Christa Wiesenberg: Keineswegs könnte ich aktiv an einer Abtreibung mitwirken. Meine Aufgabe als Arzt ist es, Leben zu retten, Krankheiten zu heilen, Schmerz und Leid zu lindern soweit mir die Möglichkeiten dazu gegeben sind und ich mich dafür einbringen kann. Ich kann nicht darüber hinaus Entscheidungen ÜBER das Leben treffen.

Welchen Weg sind wir denn alle bei unserem Werden im Mutterleib gegangen? Führen wir es uns doch selbst nochmal kurz vor Augen. Bereits am 23. Tag nach der Befruchtung ist das kardiovaskuläre System gebildet, im Ultraschall sieht man mühelos das Herz schlagen. Danach entwickelt sich unser Nervensystem, schon ab dem 36. Tag erfolgt eine Körperachsenbewegung, die die ersten Funktionen unseres Befindens ausdrückt. Da ist gerade mal ein Monat seit dem Zeitpunkt der Befruchtung vergangen. Unsere Gliedmaßen wachsen bis zum 44. Tag heran, sodass sie sich ab dem 50. Tag nach der Empfängnis gegenseitig zu berühren vermögen. [Diese Daten und Angaben sind einem Bericht von Prof. Dr. med. Josef Wisser, Klinik für Geburtshilfe des Uni-Spitals Zürich, entnommen.] Fünfzig Tage sind nicht einmal zwei Monate, Abtreibungen sind aber mit dem Segen staatlicher Gesetzgebungen bis zum Ende des dritten Schwangerschaftsmontats „erlaubt“. Das ist absurd!

Denn es wird wider besseren (wissenschaftlichen!) Wissens ein Menschenleben vernichtet, umgebracht, ermordet – man kann sich das passende Zustandspassiv dazu aussuchen… Und das hat mit der Lehre der Kirche noch nicht einmal etwas zu tun.

Wenn sich die Kirche und ihre Lehre hinter das zu schützende Leben stellt, dann ist es mehr als recht und billig, denn Christus hat den Tod bezwungen, damit jeder von uns MENSCHENKINDERN zum ewigen Leben finde! Man muss schon konsequent zuende denken, ehe man aufmüpft, weil man etwas nicht so wahrhaben will, wie es nun einmal ist.

In Millionenhöhe werden jährlich weltweit werdende Menschenkinder abgetrieben und somit getötet.
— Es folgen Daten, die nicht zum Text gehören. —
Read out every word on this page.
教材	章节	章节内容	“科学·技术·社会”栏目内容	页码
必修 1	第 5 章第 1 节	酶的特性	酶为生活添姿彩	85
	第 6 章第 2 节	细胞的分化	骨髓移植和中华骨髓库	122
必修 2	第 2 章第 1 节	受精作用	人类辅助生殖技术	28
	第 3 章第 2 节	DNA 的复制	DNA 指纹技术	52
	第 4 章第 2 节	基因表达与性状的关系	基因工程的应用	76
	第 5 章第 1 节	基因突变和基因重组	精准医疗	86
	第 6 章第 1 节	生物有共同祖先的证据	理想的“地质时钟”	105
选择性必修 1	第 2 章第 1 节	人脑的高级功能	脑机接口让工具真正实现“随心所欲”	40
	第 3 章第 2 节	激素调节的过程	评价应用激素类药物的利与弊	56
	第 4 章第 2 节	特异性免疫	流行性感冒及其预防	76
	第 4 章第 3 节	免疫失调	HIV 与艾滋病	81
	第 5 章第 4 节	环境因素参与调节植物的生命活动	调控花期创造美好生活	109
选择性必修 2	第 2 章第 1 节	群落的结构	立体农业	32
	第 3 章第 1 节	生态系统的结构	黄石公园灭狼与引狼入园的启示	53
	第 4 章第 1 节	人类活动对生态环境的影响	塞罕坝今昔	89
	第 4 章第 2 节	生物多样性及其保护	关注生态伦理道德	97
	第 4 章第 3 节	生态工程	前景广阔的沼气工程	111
So viele unschuldige Opfer kommen bei keinem Krieg zustande… Auf diese Weise steuern wir mehr und mehr einer Kultur des Todes entgegen und leisten es uns noch locker, wegzuhören, wenn unsere Kirchenoberhäupter, die Päpste, mahnend darauf aufmerksam machen. Gewiss, wir können tun und lassen was wir wollen…, wir sind freie Menschen, moderne Menschen, wir sind selbstverantwortlich und moralisch autark – doch: sind wir es wirklich? Wenn wir es wirklich wären, müsste es dann (noch) so viel Leid und so viel Armut und so viel Verlassenheit in unserer Welt geben?

Vielleicht lohnt es ja doch, einmal aus der Enge seiner Beschränktheit herauszutreten und um die Ecke herum zu unserem Nächsten zu blicken. Da sehen wir neben der verzweifelten jungen werdenden Mutter auch das ungeborene Kind, das nicht gefragt worden ist, ob es das Licht der Welt erblicken will, ehe es aus seiner schützenden Hülle im Mutterleib gerissen wird. Beide werden von uns doch allein gelassen, die werdende Mutter und das werdende Kind, denn „Abtreibung“ kann keine Lösung sein!

Kath.net: Liebe Frau Wiesenberg, ich danke Ihnen sehr herzlich für dieses Interview!